Hierfür sollen bestehende Initiativen, darunter die Pharmastrategie und der Pharmadialog, zu einem umfassenden Prozess zusammengeführt werden. Neben Frei nehmen seitens der Bundesregierung unter anderem Gesundheitsministerin Nina Warken, Wirtschaftsministerin Katherina Reiche (beide CDU) und Forschungsministerin Dorothee Bär (CSU) an den Gesprächen teil.
Eine zentrale Herausforderung für die Pharmaindustrie sind die US-Zölle, insbesondere da etwa ein Viertel der Exporte in die USA geht, wo die Medikamentenpreise im Vergleich zu Europa deutlich höher sind. Die potenziellen US-Zölle auf Arzneien aus der EU, die auf maximal 15 Prozent begrenzt werden sollen, bereiten der Branche Sorgen.
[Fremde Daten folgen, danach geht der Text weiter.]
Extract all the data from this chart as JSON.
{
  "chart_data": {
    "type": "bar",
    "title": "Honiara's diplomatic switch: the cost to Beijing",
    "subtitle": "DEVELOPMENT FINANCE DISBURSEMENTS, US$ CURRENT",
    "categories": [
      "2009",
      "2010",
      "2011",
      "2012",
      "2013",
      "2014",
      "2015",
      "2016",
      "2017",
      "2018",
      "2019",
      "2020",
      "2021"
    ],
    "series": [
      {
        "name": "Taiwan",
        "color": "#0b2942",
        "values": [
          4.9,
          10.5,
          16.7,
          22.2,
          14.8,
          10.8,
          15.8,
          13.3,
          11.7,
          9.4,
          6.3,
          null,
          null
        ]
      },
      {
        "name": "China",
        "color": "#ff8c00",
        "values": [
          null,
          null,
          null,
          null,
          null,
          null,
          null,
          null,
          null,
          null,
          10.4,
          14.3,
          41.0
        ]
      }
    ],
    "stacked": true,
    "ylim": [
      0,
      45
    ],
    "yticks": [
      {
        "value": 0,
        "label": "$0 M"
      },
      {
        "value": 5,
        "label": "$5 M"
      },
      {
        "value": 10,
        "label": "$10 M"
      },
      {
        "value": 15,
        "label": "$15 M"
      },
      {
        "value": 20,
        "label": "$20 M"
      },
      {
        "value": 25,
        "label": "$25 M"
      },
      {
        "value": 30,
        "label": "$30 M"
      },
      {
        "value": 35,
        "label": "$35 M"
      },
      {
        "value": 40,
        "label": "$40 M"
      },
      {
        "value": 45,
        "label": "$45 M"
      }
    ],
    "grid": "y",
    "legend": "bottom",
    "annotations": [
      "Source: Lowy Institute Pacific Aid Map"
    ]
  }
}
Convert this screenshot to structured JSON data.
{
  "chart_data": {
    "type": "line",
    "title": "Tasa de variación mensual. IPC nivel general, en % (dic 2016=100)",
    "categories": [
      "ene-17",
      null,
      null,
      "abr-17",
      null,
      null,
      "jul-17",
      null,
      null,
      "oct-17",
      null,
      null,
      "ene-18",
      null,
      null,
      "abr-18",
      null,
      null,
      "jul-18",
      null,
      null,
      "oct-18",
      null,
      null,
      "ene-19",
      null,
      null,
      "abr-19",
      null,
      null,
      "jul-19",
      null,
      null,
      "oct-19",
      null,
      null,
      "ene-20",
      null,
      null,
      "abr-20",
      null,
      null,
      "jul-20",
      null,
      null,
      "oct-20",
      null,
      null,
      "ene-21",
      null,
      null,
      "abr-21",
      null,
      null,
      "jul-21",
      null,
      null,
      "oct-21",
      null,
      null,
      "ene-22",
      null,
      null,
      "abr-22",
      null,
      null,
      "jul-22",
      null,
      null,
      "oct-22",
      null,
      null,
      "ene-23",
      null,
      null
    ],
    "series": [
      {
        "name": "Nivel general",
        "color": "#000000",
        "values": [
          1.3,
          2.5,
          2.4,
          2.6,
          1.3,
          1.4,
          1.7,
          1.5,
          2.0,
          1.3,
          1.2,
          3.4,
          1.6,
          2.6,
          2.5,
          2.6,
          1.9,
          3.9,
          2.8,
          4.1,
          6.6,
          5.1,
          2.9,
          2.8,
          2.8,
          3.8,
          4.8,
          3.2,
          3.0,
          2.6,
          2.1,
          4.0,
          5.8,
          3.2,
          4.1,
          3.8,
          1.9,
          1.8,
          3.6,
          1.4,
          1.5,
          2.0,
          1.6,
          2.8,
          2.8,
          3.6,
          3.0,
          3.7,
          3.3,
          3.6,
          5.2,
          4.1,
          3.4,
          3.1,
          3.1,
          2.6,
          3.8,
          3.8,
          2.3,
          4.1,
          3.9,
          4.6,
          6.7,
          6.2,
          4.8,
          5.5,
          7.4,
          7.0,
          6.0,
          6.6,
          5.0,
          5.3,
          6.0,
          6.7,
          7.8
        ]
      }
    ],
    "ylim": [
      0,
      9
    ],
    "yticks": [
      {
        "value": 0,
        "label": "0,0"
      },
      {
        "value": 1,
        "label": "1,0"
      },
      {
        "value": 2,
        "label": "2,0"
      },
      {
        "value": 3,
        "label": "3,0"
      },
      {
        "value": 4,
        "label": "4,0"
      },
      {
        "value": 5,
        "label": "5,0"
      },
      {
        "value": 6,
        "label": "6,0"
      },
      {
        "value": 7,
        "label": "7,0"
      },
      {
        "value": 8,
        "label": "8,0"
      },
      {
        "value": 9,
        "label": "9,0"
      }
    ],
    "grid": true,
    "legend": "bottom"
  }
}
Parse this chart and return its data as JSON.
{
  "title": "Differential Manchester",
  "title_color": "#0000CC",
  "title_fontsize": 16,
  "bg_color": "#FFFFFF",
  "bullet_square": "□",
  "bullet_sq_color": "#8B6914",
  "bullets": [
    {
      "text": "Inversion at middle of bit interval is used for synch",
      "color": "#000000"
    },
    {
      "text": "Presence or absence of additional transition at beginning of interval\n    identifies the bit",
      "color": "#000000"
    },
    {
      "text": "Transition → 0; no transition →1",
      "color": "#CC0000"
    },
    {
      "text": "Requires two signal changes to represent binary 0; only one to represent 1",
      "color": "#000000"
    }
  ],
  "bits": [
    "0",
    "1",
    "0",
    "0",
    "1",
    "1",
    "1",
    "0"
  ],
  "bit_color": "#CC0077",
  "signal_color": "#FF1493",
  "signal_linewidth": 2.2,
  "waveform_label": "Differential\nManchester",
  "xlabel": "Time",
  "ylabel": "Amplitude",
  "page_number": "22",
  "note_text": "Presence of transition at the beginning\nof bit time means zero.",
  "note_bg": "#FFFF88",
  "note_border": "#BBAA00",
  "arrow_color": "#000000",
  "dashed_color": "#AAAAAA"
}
Trotz dieser Herausforderungen zeigte sich die deutsche Pharmabranche bisher robust: Dieses Jahr wird erwartet, dass Umsatz, Produktion und Investitionen um etwa drei Prozent wachsen. Diese positive Entwicklung ist auch darauf zurückzuführen, dass Exporte proaktiv in die USA vorgezogen wurden und Lieferungen, die aufgrund von Unsicherheiten umgelenkt wurden, nun nachgeholt werden.